Obstacle-Free Path Planning for Autonomous Drones Using Floyd Algorithm

TL;DR

This paper evaluates the Floyd algorithm's effectiveness in planning shortest obstacle-free paths for autonomous drones in large fields, demonstrating its efficiency and specific computational characteristics.

Contribution

It introduces the application of Floyd algorithm for UAV path planning in obstacle-rich environments and analyzes its computational performance.

Findings

Floyd algorithm effectively plans shortest obstacle-free paths for UAVs.

Time complexity of Floyd algorithm is O(n^3).

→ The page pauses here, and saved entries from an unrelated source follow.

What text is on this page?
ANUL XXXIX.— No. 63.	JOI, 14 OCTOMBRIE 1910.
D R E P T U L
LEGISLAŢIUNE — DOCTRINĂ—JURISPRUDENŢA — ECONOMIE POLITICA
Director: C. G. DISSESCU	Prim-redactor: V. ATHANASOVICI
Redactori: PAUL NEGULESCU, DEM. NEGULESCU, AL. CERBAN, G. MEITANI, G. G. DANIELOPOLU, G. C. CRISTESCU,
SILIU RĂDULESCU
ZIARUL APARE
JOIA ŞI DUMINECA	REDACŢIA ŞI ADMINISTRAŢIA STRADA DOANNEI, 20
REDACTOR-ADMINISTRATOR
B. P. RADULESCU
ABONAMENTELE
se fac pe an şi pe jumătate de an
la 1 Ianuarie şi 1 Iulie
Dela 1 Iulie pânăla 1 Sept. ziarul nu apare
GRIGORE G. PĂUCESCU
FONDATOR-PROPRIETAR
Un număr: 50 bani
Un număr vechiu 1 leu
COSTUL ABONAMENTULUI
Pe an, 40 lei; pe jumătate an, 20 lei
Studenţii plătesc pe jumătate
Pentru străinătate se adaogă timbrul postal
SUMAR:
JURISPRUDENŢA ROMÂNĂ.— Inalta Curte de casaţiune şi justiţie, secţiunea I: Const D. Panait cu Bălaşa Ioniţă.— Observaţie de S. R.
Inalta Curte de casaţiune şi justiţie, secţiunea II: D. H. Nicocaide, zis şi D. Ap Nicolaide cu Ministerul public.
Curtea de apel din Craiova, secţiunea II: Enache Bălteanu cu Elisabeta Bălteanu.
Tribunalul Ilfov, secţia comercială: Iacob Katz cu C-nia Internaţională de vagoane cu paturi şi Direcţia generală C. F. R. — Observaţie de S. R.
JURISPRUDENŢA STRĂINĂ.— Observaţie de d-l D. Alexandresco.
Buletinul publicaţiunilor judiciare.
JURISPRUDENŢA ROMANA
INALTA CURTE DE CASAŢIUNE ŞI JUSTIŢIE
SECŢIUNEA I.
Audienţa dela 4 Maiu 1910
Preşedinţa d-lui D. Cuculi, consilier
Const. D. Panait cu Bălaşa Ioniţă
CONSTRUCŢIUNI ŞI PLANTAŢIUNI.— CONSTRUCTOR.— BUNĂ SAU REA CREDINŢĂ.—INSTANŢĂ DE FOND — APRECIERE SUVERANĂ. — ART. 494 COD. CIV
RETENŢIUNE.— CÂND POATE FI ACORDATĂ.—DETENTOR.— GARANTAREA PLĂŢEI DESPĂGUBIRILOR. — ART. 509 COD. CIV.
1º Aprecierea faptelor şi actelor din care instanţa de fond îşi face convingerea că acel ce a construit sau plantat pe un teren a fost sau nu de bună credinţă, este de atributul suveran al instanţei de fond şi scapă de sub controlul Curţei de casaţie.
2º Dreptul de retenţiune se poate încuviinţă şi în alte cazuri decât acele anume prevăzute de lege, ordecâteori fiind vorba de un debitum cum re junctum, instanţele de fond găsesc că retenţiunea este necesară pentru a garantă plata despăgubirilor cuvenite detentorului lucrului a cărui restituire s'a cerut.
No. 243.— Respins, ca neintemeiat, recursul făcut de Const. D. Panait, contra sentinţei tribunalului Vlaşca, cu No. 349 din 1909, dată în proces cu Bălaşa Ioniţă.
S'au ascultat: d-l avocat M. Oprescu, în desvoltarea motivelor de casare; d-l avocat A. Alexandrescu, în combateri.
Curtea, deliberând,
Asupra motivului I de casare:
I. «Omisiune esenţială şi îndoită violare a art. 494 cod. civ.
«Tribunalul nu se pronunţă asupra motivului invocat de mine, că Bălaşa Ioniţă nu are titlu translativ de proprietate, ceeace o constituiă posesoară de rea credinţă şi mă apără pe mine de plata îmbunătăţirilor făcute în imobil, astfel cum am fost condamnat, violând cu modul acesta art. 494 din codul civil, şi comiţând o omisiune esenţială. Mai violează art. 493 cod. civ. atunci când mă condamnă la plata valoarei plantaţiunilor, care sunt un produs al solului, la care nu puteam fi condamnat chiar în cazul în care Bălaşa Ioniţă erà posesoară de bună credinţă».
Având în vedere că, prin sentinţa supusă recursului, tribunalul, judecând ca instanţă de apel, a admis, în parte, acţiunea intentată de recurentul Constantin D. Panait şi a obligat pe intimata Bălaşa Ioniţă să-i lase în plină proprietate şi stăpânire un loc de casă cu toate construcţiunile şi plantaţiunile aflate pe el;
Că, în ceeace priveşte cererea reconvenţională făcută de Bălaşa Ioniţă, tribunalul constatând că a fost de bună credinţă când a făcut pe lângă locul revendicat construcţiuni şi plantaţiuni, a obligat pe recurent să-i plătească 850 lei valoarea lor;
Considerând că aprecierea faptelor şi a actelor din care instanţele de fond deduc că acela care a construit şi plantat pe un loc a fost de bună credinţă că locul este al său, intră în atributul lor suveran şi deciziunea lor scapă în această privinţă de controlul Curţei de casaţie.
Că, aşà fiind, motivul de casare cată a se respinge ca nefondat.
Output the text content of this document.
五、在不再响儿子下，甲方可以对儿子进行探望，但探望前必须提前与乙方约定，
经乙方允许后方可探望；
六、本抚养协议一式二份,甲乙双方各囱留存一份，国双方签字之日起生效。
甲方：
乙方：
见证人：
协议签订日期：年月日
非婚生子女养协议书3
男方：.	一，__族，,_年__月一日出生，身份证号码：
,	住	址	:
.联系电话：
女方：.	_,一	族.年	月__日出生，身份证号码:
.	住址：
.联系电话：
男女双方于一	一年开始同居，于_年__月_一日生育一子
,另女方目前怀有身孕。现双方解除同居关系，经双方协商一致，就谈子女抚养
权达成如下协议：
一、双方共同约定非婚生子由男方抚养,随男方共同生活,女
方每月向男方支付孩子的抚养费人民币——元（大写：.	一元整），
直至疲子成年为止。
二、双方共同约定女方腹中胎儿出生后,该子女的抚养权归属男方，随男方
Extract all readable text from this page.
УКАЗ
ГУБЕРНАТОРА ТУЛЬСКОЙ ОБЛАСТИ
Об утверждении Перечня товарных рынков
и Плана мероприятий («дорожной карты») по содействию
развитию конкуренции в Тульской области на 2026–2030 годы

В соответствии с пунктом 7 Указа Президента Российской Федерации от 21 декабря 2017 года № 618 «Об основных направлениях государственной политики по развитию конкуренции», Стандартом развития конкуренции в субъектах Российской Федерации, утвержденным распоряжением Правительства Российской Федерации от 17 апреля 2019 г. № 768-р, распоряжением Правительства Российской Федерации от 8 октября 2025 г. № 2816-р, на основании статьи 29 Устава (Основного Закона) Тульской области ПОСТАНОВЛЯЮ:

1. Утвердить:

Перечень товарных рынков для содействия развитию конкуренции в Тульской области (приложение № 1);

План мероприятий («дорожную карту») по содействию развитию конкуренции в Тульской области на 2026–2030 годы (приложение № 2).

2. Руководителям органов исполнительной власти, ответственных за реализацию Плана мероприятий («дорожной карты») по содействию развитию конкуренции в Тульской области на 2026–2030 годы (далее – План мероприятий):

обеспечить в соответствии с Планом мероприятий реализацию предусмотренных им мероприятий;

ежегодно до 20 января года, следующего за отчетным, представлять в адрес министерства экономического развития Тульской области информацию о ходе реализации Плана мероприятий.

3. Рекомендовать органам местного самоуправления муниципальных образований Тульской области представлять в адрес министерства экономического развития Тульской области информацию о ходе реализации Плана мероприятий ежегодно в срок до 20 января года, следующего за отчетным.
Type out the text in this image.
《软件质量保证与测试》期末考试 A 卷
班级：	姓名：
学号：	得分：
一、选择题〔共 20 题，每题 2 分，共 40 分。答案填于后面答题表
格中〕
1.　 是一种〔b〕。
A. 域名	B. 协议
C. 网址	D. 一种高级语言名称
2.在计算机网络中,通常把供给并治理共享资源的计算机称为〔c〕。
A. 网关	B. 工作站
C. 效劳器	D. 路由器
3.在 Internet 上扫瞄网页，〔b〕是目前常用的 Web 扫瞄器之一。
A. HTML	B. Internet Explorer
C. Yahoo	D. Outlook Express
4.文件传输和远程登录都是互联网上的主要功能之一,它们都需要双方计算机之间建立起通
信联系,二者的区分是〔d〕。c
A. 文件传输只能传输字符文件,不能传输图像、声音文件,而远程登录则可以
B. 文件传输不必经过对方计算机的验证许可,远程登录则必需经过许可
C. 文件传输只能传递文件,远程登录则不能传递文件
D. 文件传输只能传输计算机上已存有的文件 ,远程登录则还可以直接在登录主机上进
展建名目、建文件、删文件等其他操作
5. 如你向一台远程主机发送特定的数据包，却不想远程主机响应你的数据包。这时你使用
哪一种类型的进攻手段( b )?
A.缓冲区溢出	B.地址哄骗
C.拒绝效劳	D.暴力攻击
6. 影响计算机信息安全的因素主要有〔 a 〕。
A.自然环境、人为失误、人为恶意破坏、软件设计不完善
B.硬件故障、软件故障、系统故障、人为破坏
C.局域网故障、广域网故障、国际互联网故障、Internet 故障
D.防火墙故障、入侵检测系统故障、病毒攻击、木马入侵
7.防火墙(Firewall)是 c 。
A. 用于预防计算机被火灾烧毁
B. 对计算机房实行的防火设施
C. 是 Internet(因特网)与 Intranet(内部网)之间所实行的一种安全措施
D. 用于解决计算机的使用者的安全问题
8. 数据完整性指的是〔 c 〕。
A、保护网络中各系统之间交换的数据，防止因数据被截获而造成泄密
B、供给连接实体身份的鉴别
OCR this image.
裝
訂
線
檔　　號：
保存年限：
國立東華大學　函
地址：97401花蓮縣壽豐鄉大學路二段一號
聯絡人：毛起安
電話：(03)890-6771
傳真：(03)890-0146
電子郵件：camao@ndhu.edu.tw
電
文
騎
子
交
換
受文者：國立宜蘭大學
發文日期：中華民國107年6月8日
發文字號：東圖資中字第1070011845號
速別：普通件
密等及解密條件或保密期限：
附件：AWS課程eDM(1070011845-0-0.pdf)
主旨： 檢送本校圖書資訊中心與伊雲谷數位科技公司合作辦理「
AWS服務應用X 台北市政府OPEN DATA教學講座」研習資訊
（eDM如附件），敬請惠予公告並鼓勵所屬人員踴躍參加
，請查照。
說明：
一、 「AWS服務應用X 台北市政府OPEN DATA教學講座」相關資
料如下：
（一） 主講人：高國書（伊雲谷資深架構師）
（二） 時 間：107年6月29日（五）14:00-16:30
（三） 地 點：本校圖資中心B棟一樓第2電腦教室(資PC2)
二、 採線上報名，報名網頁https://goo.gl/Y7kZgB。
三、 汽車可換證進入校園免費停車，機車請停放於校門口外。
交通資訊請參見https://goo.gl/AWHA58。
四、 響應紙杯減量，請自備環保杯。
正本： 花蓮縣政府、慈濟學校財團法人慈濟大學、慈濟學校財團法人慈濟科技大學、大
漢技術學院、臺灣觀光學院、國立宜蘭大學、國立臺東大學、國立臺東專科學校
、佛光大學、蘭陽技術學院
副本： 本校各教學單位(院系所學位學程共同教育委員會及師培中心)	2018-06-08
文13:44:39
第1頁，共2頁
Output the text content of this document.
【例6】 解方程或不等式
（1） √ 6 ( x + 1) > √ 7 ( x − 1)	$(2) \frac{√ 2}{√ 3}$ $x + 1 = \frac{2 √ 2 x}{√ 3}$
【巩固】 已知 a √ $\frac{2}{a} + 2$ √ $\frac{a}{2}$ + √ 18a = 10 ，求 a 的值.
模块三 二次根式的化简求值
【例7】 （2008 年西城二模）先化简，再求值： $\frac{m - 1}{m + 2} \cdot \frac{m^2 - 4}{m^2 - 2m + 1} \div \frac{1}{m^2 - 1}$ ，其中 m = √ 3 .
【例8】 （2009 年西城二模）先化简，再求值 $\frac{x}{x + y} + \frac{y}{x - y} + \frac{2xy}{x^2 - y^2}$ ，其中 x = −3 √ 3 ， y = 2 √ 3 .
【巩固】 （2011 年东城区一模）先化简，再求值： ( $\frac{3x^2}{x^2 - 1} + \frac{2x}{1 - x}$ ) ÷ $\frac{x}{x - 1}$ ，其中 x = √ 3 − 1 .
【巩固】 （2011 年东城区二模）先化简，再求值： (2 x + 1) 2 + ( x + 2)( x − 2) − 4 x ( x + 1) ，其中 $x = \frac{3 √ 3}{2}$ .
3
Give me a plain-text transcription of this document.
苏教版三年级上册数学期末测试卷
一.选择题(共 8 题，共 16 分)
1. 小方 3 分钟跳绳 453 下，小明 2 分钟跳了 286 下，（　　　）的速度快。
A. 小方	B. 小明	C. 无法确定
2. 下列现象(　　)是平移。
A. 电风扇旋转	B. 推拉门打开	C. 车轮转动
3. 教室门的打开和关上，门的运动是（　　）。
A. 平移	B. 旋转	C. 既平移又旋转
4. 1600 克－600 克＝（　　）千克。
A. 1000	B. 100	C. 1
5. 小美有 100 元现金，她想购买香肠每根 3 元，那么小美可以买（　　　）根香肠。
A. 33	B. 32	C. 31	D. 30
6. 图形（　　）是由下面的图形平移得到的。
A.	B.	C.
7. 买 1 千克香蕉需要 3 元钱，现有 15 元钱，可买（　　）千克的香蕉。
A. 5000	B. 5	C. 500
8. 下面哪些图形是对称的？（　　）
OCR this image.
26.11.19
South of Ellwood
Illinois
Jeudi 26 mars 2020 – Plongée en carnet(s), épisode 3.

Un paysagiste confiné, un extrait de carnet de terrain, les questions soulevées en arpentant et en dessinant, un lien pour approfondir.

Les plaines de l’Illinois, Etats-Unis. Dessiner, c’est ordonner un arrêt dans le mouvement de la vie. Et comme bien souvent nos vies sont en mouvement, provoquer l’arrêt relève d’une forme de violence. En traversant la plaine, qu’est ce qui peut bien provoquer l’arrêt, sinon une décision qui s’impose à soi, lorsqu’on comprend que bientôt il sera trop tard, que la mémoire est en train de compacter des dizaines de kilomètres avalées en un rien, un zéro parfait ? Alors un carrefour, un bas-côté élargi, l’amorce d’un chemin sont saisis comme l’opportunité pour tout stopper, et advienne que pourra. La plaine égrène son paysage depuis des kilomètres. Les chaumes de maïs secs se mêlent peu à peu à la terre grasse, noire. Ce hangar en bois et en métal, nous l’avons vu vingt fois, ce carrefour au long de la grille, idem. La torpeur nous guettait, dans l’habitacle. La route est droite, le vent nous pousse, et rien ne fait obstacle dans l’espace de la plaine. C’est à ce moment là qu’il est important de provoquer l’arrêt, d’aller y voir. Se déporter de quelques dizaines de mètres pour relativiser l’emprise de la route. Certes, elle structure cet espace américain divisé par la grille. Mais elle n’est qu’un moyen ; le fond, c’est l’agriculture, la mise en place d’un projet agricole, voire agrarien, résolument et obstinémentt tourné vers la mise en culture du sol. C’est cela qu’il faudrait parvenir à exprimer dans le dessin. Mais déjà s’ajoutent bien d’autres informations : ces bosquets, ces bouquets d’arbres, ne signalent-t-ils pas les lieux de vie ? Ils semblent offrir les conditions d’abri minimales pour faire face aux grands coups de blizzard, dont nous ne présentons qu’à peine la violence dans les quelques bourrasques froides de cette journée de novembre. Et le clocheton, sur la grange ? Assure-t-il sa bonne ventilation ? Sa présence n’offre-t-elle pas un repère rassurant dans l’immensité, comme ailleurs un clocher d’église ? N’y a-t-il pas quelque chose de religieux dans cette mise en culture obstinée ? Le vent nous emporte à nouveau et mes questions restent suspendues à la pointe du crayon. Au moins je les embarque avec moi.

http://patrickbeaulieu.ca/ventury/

Path planning time correlates cubically with field size, not obstacles or UAV count.

Abstract

This research investigates the efficiency of Floyd algorithm for obstacle-free path planning for autonomous aerial vehicles (UAVs) or drones. Floyd algorithm is used to generate the shortest paths for UAVs to fly from any place to the destination in a large-scale field with obstacles which UAVs cannot fly over. The simulation results demonstrated that Floyd algorithm effectively plans the shortest obstacle-free paths for UAVs to fly to a destination. It is verified that Floyd algorithm holds a time complexity of O(n3). This research revealed a correlation of a cubic polynomial relationship between the time cost and the size of the field, no correlation between the time cost and the number of obstacles, and no correlation between the time cost and the number of UAVs in the tested field. The applications of the research results are discussed in the paper as well.